00:00L'aviraran, c'est ça, l'impératif de réussite chez les Kaby.
00:04C'est quelqu'un qui sait lire, qui étudie et qui transmet.
00:07Et comme disait Albert Camus, dans ses chroniques algériennes et sur la misère en Kabylie,
00:11il disait « les Kabyles réclament les écoles comme ils réclament le pain ».
00:15« El-Muhoud, Muhoub ».
00:17Ah non, si toi tu te trompes, alors là, ça ne va pas aller.
00:20Alors c'est « El-Muhoub, Muhoub ».
00:23En général, j'ajoute aux gens surtout très importants qui ont beaucoup de mal à le prononcer,
00:26« El-Muhoub, Muhoub », c'est le B avant le D, c'est l'ordre alphabétique,
00:30je fais l'hypothèse que vous êtes alphabétisé.
00:33Comment tu en es arrivé à porter ce prénom et ce nom ?
00:36En fait, c'est le résultat de l'histoire.
00:38Dans la Kabylie profonde, encore aujourd'hui, il y avait une tradition orale.
00:42Et en fait, on avait un prénom, « El-Muhoub », qui veut dire « le don »,
00:46celui qui reçoit le don, le doué.
00:47Et donc, en fait, quand les colons sont arrivés en 1830,
00:51ils ont essayé de changer les codes et ils ont donné des patronymes.
00:55Et les patronymes étaient dérivés des prénoms en général.
00:59Mon grand-père s'appelait El-Muhoub.

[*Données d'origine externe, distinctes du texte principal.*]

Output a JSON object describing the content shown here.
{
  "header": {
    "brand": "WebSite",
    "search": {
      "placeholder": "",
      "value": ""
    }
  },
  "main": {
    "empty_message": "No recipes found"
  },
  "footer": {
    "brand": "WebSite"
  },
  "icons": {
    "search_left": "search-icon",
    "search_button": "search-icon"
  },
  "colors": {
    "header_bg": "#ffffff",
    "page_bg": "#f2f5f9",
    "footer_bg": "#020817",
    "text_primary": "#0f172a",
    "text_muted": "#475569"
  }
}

01:01Eh bien, je porte un prénom qui est proche de mon nom, El-Muhoub, Mouhoud.
01:05Et malgré les difficultés que ça m'a toujours posées, que ça me pose toujours,
01:09ce prénom, comme je l'ai écrit dans le livre, s'est accroché à moi
01:13ou bien peut-être c'est moi qui me suis accroché à lui.

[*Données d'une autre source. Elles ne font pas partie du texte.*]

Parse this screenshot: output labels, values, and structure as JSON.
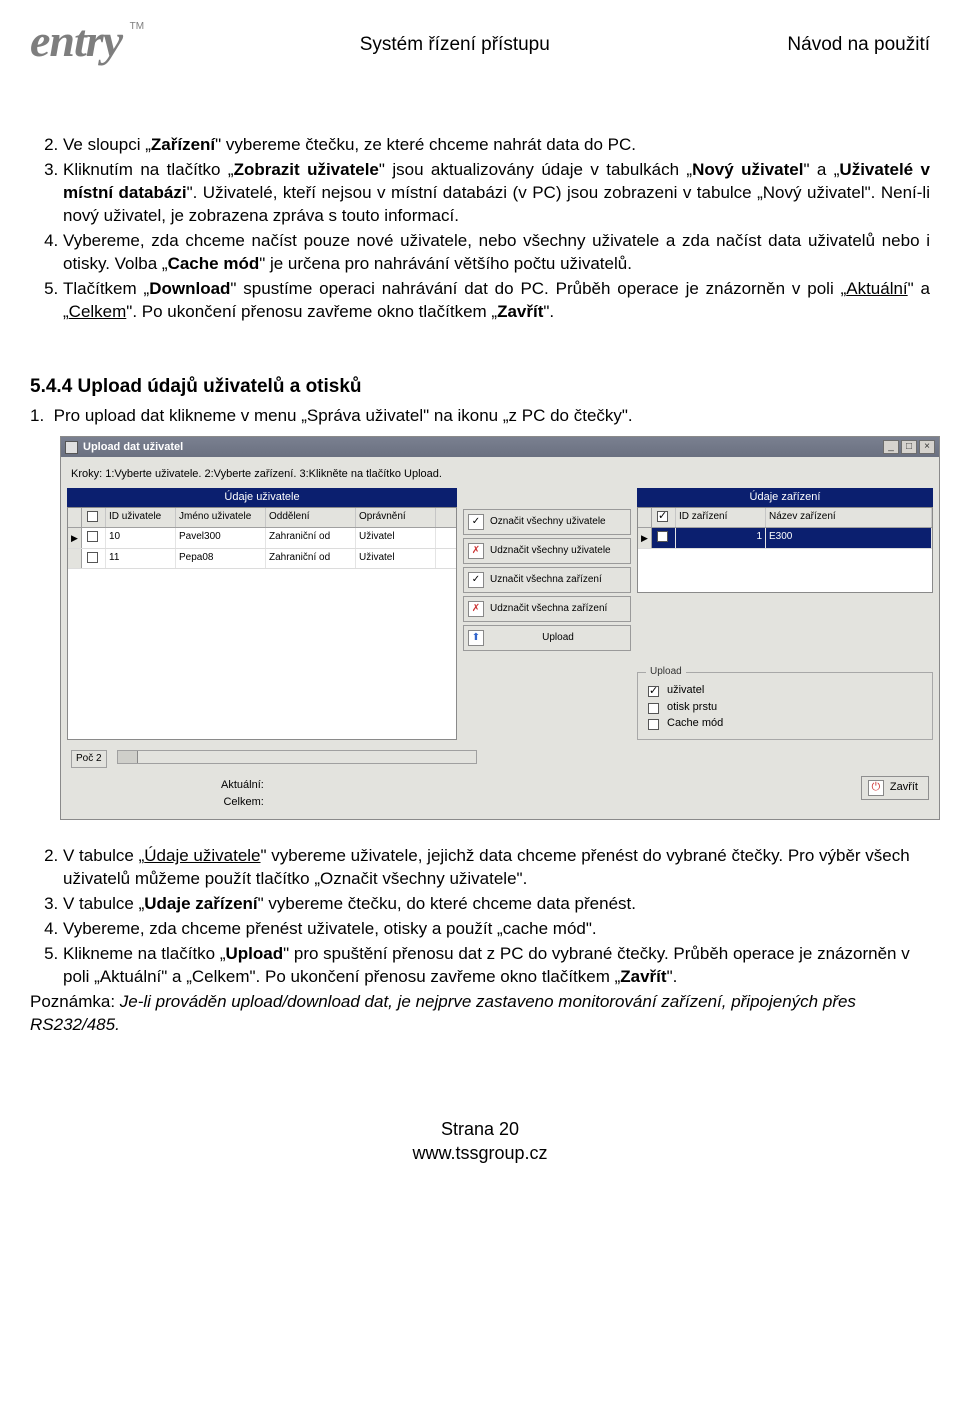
{
  "header": {
    "logo_text": "entry",
    "logo_tm": "TM",
    "center": "Systém řízení přístupu",
    "right": "Návod na použití"
  },
  "list1": {
    "start": 2,
    "items": [
      {
        "pre": "Ve sloupci „",
        "b": "Zařízení",
        "post": "\" vybereme čtečku, ze které chceme nahrát data do PC."
      },
      {
        "pre": "Kliknutím na tlačítko „",
        "b": "Zobrazit uživatele",
        "post": "\" jsou aktualizovány údaje v tabulkách „",
        "b2": "Nový uživatel",
        "post2": "\" a „",
        "b3": "Uživatelé v místní databázi",
        "post3": "\". Uživatelé, kteří nejsou v místní databázi (v PC) jsou zobrazeni v tabulce „Nový uživatel\". Není-li nový uživatel, je zobrazena zpráva s touto informací."
      },
      {
        "pre": "Vybereme, zda chceme načíst pouze nové uživatele, nebo všechny uživatele a zda načíst data uživatelů nebo i otisky. Volba „",
        "b": "Cache mód",
        "post": "\" je určena pro nahrávání většího počtu uživatelů."
      },
      {
        "pre": "Tlačítkem „",
        "b": "Download",
        "post": "\" spustíme operaci nahrávání dat do PC. Průběh operace je znázorněn v poli „",
        "u1": "Aktuální",
        "mid": "\" a „",
        "u2": "Celkem",
        "post2": "\". Po ukončení přenosu zavřeme okno tlačítkem „",
        "b2": "Zavřít",
        "post3": "\"."
      }
    ]
  },
  "section": "5.4.4  Upload údajů uživatelů a otisků",
  "list2_pre": {
    "num": "1.",
    "text": "Pro upload dat klikneme v menu „Správa uživatel\" na ikonu „z PC do čtečky\"."
  },
  "win": {
    "title": "Upload dat uživatel",
    "kroky": "Kroky: 1:Vyberte uživatele. 2:Vyberte zařízení. 3:Klikněte na tlačítko Upload.",
    "left_title": "Údaje uživatele",
    "right_title": "Údaje zařízení",
    "left_headers": [
      "ID uživatele",
      "Jméno uživatele",
      "Oddělení",
      "Oprávnění"
    ],
    "left_rows": [
      {
        "id": "10",
        "name": "Pavel300",
        "dept": "Zahraniční od",
        "perm": "Uživatel"
      },
      {
        "id": "11",
        "name": "Pepa08",
        "dept": "Zahraniční od",
        "perm": "Uživatel"
      }
    ],
    "right_headers": [
      "ID zařízení",
      "Název zařízení"
    ],
    "right_rows": [
      {
        "id": "1",
        "name": "E300"
      }
    ],
    "mid_buttons": [
      {
        "icon": "✓",
        "label": "Označit všechny uživatele"
      },
      {
        "icon": "✗",
        "label": "Udznačit všechny uživatele"
      },
      {
        "icon": "✓",
        "label": "Uznačit všechna zařízení"
      },
      {
        "icon": "✗",
        "label": "Udznačit všechna zařízení"
      },
      {
        "icon": "⬆",
        "label": "Upload"
      }
    ],
    "upload_box_title": "Upload",
    "upload_checks": [
      {
        "label": "uživatel",
        "checked": true
      },
      {
        "label": "otisk prstu",
        "checked": false
      },
      {
        "label": "Cache mód",
        "checked": false
      }
    ],
    "poc_label": "Poč",
    "poc_val": "2",
    "aktualni": "Aktuální:",
    "celkem": "Celkem:",
    "close": "Zavřít"
  },
  "list3": {
    "start": 2,
    "items": [
      "V tabulce „Údaje uživatele\" vybereme uživatele, jejichž data chceme přenést do vybrané čtečky. Pro výběr všech uživatelů můžeme použít tlačítko „Označit všechny uživatele\".",
      "V tabulce „Udaje zařízení\" vybereme čtečku, do které chceme data přenést.",
      "Vybereme, zda chceme přenést uživatele, otisky a použít „cache mód\".",
      "Klikneme na tlačítko „Upload\" pro spuštění přenosu dat z PC do vybrané čtečky. Průběh operace je znázorněn v poli „Aktuální\" a „Celkem\". Po ukončení přenosu zavřeme okno tlačítkem „Zavřít\"."
    ]
  },
  "list3_u1": "Údaje uživatele",
  "list3_b1": "Udaje zařízení",
  "list3_b2": "Upload",
  "list3_b3": "Zavřít",
  "note": {
    "pre": "Poznámka: ",
    "it": "Je-li prováděn upload/download dat, je nejprve zastaveno monitorování zařízení, připojených přes RS232/485."
  },
  "footer": {
    "page": "Strana 20",
    "url": "www.tssgroup.cz"
  }
}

01:16En fait, c'est un bon de l'histoire de la Kabylie.
01:18Exactement. C'est la raison pour laquelle, d'ailleurs, ce livre s'appelle « Le prénom »
01:23et le sous-titre est très important.

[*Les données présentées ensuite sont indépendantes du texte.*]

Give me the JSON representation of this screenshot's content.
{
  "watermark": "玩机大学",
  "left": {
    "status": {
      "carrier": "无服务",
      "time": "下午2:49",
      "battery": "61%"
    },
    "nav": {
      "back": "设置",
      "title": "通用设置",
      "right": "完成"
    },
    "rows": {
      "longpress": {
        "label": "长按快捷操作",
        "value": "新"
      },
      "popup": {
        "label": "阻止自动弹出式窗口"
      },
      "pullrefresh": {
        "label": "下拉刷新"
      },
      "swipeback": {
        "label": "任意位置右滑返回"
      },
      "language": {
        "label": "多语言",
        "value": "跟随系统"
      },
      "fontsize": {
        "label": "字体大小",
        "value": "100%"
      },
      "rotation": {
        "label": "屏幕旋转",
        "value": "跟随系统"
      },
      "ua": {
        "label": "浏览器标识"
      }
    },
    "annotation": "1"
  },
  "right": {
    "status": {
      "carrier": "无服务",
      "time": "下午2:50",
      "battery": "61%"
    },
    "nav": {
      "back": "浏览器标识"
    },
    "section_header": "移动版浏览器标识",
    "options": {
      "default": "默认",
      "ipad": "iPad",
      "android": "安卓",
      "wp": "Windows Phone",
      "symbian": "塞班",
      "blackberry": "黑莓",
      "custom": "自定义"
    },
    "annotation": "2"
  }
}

01:26« Esquisse pour une auto-histoire de l'immigration algérienne ».
01:29Je pense qu'on est le produit de l'histoire.
01:31Et donc, quand dans cette histoire de la Kabylie,
01:34vous aviez une adoration du savoir, du livre, de la transmission aussi,
01:40parce que pour être quelqu'un, il fallait simplement apprendre, lire et transmettre et enseigner.
01:45Mais quand vous partez avec ça, quand vous avez un père qui travaille dur
01:49et qui veut venir en France pour vous donner une bonne éducation
01:53et qui s'est dit « Tiens, je vais aller au cours du soir en sortant du boulot ».
01:56Donc, il sortait de chez Renault et il est allé pendant trois ans faire des cours du soir.
02:00Il a eu le certificat d'études.
02:02Et pourquoi il l'a fait ? Parce qu'il s'est dit « Je vais faire venir mes enfants
02:04et en les faisant venir en France, je voudrais être sûr de pouvoir lire leur bulletin scolaire ».
02:10Mais il faut être un visionnaire pour pouvoir faire ça.
02:12Et quand vous avez des gens formidables comme ça, vous ne pouvez pas échouer.
02:17En réalité, je ne parle pas de réussite pour moi.
02:20Ce n'est pas une réussite, c'est une continuité.
02:23Et c'est pour ça que je préfère à la notion d'ascension sociale la notion de réparation sociale.